Waguespack, who had said that he was going to avoid “getting ahead of our membership” when it came to making an endorsement official – meaning that there was a chance some of LABI’s members might counsel keeping out of the race and therefore being in a less-contentious position should a John Bel Edwards administration come to pass (which is or was a real thing, as we’ll discuss below) – then had little choice but to let fly…
“It’s not a surprise Rep. Edwards is resorting to mud-slinging and name calling,” he said. “If I were him, I wouldn’t want to run on that voting record either.”
And now you have business owners and LABI members not just writing big check after big check to Vitter, but popping off about what a disaster Edwards would be…
Terry Baugh, chairman of LABI’s North PAC, said he believes an Edwards election would be dangerous for business.
“I’m absolutely concerned,” said Baugh, chief financial officer of D&J Construction in West Monroe. “His fiscal policy in general and his positions against education reform should be a concern for the business community as a whole. I look forward to polling members to see if they feel the same way.”
It’s very hard to get LABI’s PACs involved in a statewide race. They need 75 percent buy-in of the PAC members to move forward. It wouldn’t be all that difficult for Edwards to keep them out of the race; all he needs is a small peace offering to make some of those business owners think it’s better to just stay out of the race and give him a chance. LABI is the state chamber of commerce, after all; playing both sides of the fence and working with politicians is what chambers of commerce usually do.
Instead, he goes to war with Waguespack and puts those PAC members in a situation where if they don’t retaliate then it’ll be like they don’t have the back of their president, whom they hired.
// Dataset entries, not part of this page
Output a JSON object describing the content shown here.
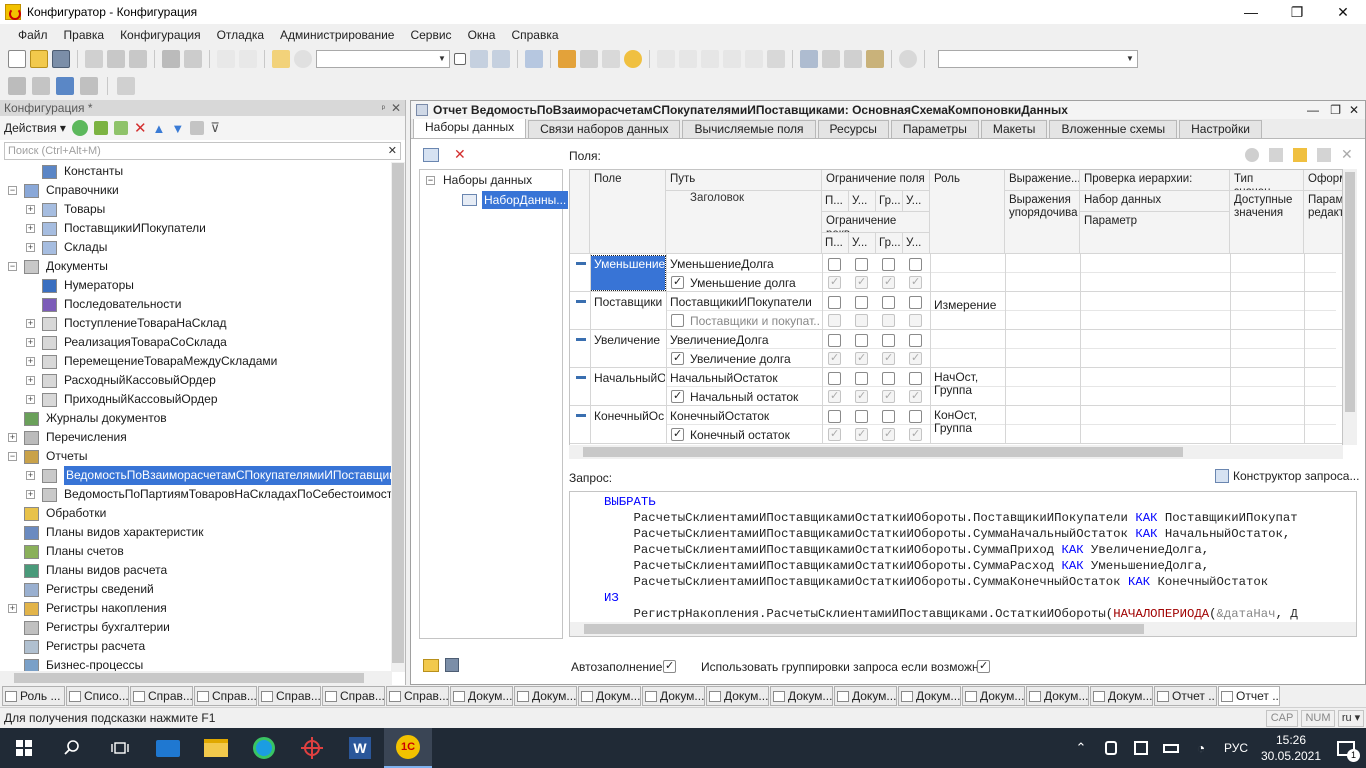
{
  "window": {
    "title": "Конфигуратор - Конфигурация",
    "minimize_glyph": "—",
    "maximize_glyph": "❐",
    "close_glyph": "✕"
  },
  "menu": [
    "Файл",
    "Правка",
    "Конфигурация",
    "Отладка",
    "Администрирование",
    "Сервис",
    "Окна",
    "Справка"
  ],
  "left_panel": {
    "title": "Конфигурация *",
    "pin_glyph": "ᵖ",
    "close_glyph": "✕",
    "actions_label": "Действия ▾",
    "search_placeholder": "Поиск (Ctrl+Alt+M)",
    "tree": [
      {
        "label": "Константы",
        "level": 1,
        "exp": "",
        "icon": "constants-icon"
      },
      {
        "label": "Справочники",
        "level": 0,
        "exp": "−",
        "icon": "catalogs-icon"
      },
      {
        "label": "Товары",
        "level": 1,
        "exp": "+",
        "icon": "catalog-icon"
      },
      {
        "label": "ПоставщикиИПокупатели",
        "level": 1,
        "exp": "+",
        "icon": "catalog-icon"
      },
      {
        "label": "Склады",
        "level": 1,
        "exp": "+",
        "icon": "catalog-icon"
      },
      {
        "label": "Документы",
        "level": 0,
        "exp": "−",
        "icon": "documents-icon"
      },
      {
        "label": "Нумераторы",
        "level": 1,
        "exp": "",
        "icon": "numerators-icon"
      },
      {
        "label": "Последовательности",
        "level": 1,
        "exp": "",
        "icon": "sequences-icon"
      },
      {
        "label": "ПоступлениеТовараНаСклад",
        "level": 1,
        "exp": "+",
        "icon": "document-icon"
      },
      {
        "label": "РеализацияТовараСоСклада",
        "level": 1,
        "exp": "+",
        "icon": "document-icon"
      },
      {
        "label": "ПеремещениеТовараМеждуСкладами",
        "level": 1,
        "exp": "+",
        "icon": "document-icon"
      },
      {
        "label": "РасходныйКассовыйОрдер",
        "level": 1,
        "exp": "+",
        "icon": "document-icon"
      },
      {
        "label": "ПриходныйКассовыйОрдер",
        "level": 1,
        "exp": "+",
        "icon": "document-icon"
      },
      {
        "label": "Журналы документов",
        "level": 0.5,
        "exp": "",
        "icon": "journals-icon"
      },
      {
        "label": "Перечисления",
        "level": 0,
        "exp": "+",
        "icon": "enums-icon"
      },
      {
        "label": "Отчеты",
        "level": 0,
        "exp": "−",
        "icon": "reports-icon"
      },
      {
        "label": "ВедомостьПоВзаиморасчетамСПокупателямиИПоставщиками",
        "level": 1,
        "exp": "+",
        "icon": "report-icon",
        "selected": true
      },
      {
        "label": "ВедомостьПоПартиямТоваровНаСкладахПоСебестоимости",
        "level": 1,
        "exp": "+",
        "icon": "report-icon"
      },
      {
        "label": "Обработки",
        "level": 0.5,
        "exp": "",
        "icon": "dataprocessors-icon"
      },
      {
        "label": "Планы видов характеристик",
        "level": 0.5,
        "exp": "",
        "icon": "chartsofcharacteristics-icon"
      },
      {
        "label": "Планы счетов",
        "level": 0.5,
        "exp": "",
        "icon": "chartsofaccounts-icon"
      },
      {
        "label": "Планы видов расчета",
        "level": 0.5,
        "exp": "",
        "icon": "chartsofcalculation-icon"
      },
      {
        "label": "Регистры сведений",
        "level": 0.5,
        "exp": "",
        "icon": "inforegisters-icon"
      },
      {
        "label": "Регистры накопления",
        "level": 0,
        "exp": "+",
        "icon": "accumregisters-icon"
      },
      {
        "label": "Регистры бухгалтерии",
        "level": 0.5,
        "exp": "",
        "icon": "accountingregisters-icon"
      },
      {
        "label": "Регистры расчета",
        "level": 0.5,
        "exp": "",
        "icon": "calcregisters-icon"
      },
      {
        "label": "Бизнес-процессы",
        "level": 0.5,
        "exp": "",
        "icon": "businessprocesses-icon"
      }
    ]
  },
  "right_panel": {
    "title": "Отчет ВедомостьПоВзаиморасчетамСПокупателямиИПоставщиками: ОсновнаяСхемаКомпоновкиДанных",
    "tabs": [
      "Наборы данных",
      "Связи наборов данных",
      "Вычисляемые поля",
      "Ресурсы",
      "Параметры",
      "Макеты",
      "Вложенные схемы",
      "Настройки"
    ],
    "fields_label": "Поля:",
    "datasets_root": "Наборы данных",
    "dataset_item": "НаборДанны...",
    "grid_headers": {
      "field": "Поле",
      "path": "Путь",
      "title": "Заголовок",
      "field_restriction": "Ограничение поля",
      "req_restriction": "Ограничение рекв...",
      "p": "П...",
      "u": "У...",
      "gr": "Гр...",
      "u2": "У...",
      "role": "Роль",
      "expression": "Выражение...",
      "order_expr": "Выражения упорядочива",
      "hier_check": "Проверка иерархии:",
      "hier_dataset": "Набор данных",
      "hier_param": "Параметр",
      "value_type": "Тип значен...",
      "avail_values": "Доступные значения",
      "format": "Оформ...",
      "format2": "Парам редакт"
    },
    "rows": [
      {
        "field": "Уменьшение",
        "path": "УменьшениеДолга",
        "title": "Уменьшение долга",
        "title_checked": true,
        "role": "",
        "restr": [
          false,
          false,
          false,
          false
        ],
        "req": [
          true,
          true,
          true,
          true
        ],
        "selected": true
      },
      {
        "field": "Поставщики",
        "path": "ПоставщикиИПокупатели",
        "title": "Поставщики и покупат...",
        "title_checked": false,
        "role": "Измерение",
        "restr": [
          false,
          false,
          false,
          false
        ],
        "req": [
          false,
          false,
          false,
          false
        ]
      },
      {
        "field": "Увеличение",
        "path": "УвеличениеДолга",
        "title": "Увеличение долга",
        "title_checked": true,
        "role": "",
        "restr": [
          false,
          false,
          false,
          false
        ],
        "req": [
          true,
          true,
          true,
          true
        ]
      },
      {
        "field": "НачальныйО",
        "path": "НачальныйОстаток",
        "title": "Начальный остаток",
        "title_checked": true,
        "role": "НачОст, Группа",
        "restr": [
          false,
          false,
          false,
          false
        ],
        "req": [
          true,
          true,
          true,
          true
        ]
      },
      {
        "field": "КонечныйОс",
        "path": "КонечныйОстаток",
        "title": "Конечный остаток",
        "title_checked": true,
        "role": "КонОст, Группа",
        "restr": [
          false,
          false,
          false,
          false
        ],
        "req": [
          true,
          true,
          true,
          true
        ]
      }
    ],
    "query_label": "Запрос:",
    "query_builder": "Конструктор запроса...",
    "query_lines": [
      [
        {
          "t": "ВЫБРАТЬ",
          "c": "kw"
        }
      ],
      [
        {
          "t": "    РасчетыСклиентамиИПоставщикамиОстаткиИОбороты.ПоставщикиИПокупатели ",
          "c": ""
        },
        {
          "t": "КАК",
          "c": "kw"
        },
        {
          "t": " ПоставщикиИПокупат",
          "c": ""
        }
      ],
      [
        {
          "t": "    РасчетыСклиентамиИПоставщикамиОстаткиИОбороты.СуммаНачальныйОстаток ",
          "c": ""
        },
        {
          "t": "КАК",
          "c": "kw"
        },
        {
          "t": " НачальныйОстаток,",
          "c": ""
        }
      ],
      [
        {
          "t": "    РасчетыСклиентамиИПоставщикамиОстаткиИОбороты.СуммаПриход ",
          "c": ""
        },
        {
          "t": "КАК",
          "c": "kw"
        },
        {
          "t": " УвеличениеДолга,",
          "c": ""
        }
      ],
      [
        {
          "t": "    РасчетыСклиентамиИПоставщикамиОстаткиИОбороты.СуммаРасход ",
          "c": ""
        },
        {
          "t": "КАК",
          "c": "kw"
        },
        {
          "t": " УменьшениеДолга,",
          "c": ""
        }
      ],
      [
        {
          "t": "    РасчетыСклиентамиИПоставщикамиОстаткиИОбороты.СуммаКонечныйОстаток ",
          "c": ""
        },
        {
          "t": "КАК",
          "c": "kw"
        },
        {
          "t": " КонечныйОстаток",
          "c": ""
        }
      ],
      [
        {
          "t": "ИЗ",
          "c": "kw"
        }
      ],
      [
        {
          "t": "    РегистрНакопления.РасчетыСклиентамиИПоставщиками.ОстаткиИОбороты(",
          "c": ""
        },
        {
          "t": "НАЧАЛОПЕРИОДА",
          "c": "fn"
        },
        {
          "t": "(",
          "c": ""
        },
        {
          "t": "&датаНач",
          "c": "par"
        },
        {
          "t": ", Д",
          "c": ""
        }
      ]
    ],
    "autofill_label": "Автозаполнение",
    "use_grouping_label": "Использовать группировки запроса если возможно"
  },
  "window_tabs": [
    "Роль ...",
    "Списо...",
    "Справ...",
    "Справ...",
    "Справ...",
    "Справ...",
    "Справ...",
    "Докум...",
    "Докум...",
    "Докум...",
    "Докум...",
    "Докум...",
    "Докум...",
    "Докум...",
    "Докум...",
    "Докум...",
    "Докум...",
    "Докум...",
    "Отчет ...",
    "Отчет ..."
  ],
  "status": {
    "hint": "Для получения подсказки нажмите F1",
    "cap": "CAP",
    "num": "NUM",
    "lang": "ru ▾"
  },
  "os_taskbar": {
    "lang": "РУС",
    "time": "15:26",
    "date": "30.05.2021",
    "notifications": "1"
  }
}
And seen another way, if Stephen Waguespack is this mean guy who is out to get John Bel Edwards and throw all of LABI’s weight against him, entering open hostilities with Waguespack in the newspapers makes his job a whole lot easier. Waguespack now looks like the nice guy who is out to get John Bel Edwards and throw all of LABI’s weight against him, and he looks like he’s absolutely right in doing so because John Bel Edwards hates business so much he went out of his way to pick a fight and demonize them.
This is really, really dumb politics. It’s reminiscent, to some extent, of when Dan Claitor alienated the religious voters at the beginning of the 6th District congressional race last year by savaging Tony Perkins as a David Duke-style character when Perkins wasn’t even going to get into the race. If you’re going to seek out enemies, make sure that (1) they’re already committed to being against you and (2) nobody likes them. LABI endorsed 93 candidates in legislative and BESE races for the primary and 91 percent of them either won or are in a runoff; they’ve got as much stroke in Louisiana as anyone, so this fight fails on the second part, and the difficulty in getting those PAC’s to traverse their rules and endorse in statewide races means Edwards violated the first part.
Not to mention that conservative politicians don’t start wars with business groups in the middle of election season. Conservative politicians cultivate business groups rather than demonizing them.
Which is to say that John Bel Edwards, despite his claim to be conservative, is not. He’s actually lying about his ideological orientation. That’s a somewhat peculiar thing for a West Point man who tells the truth do be doing, is it not?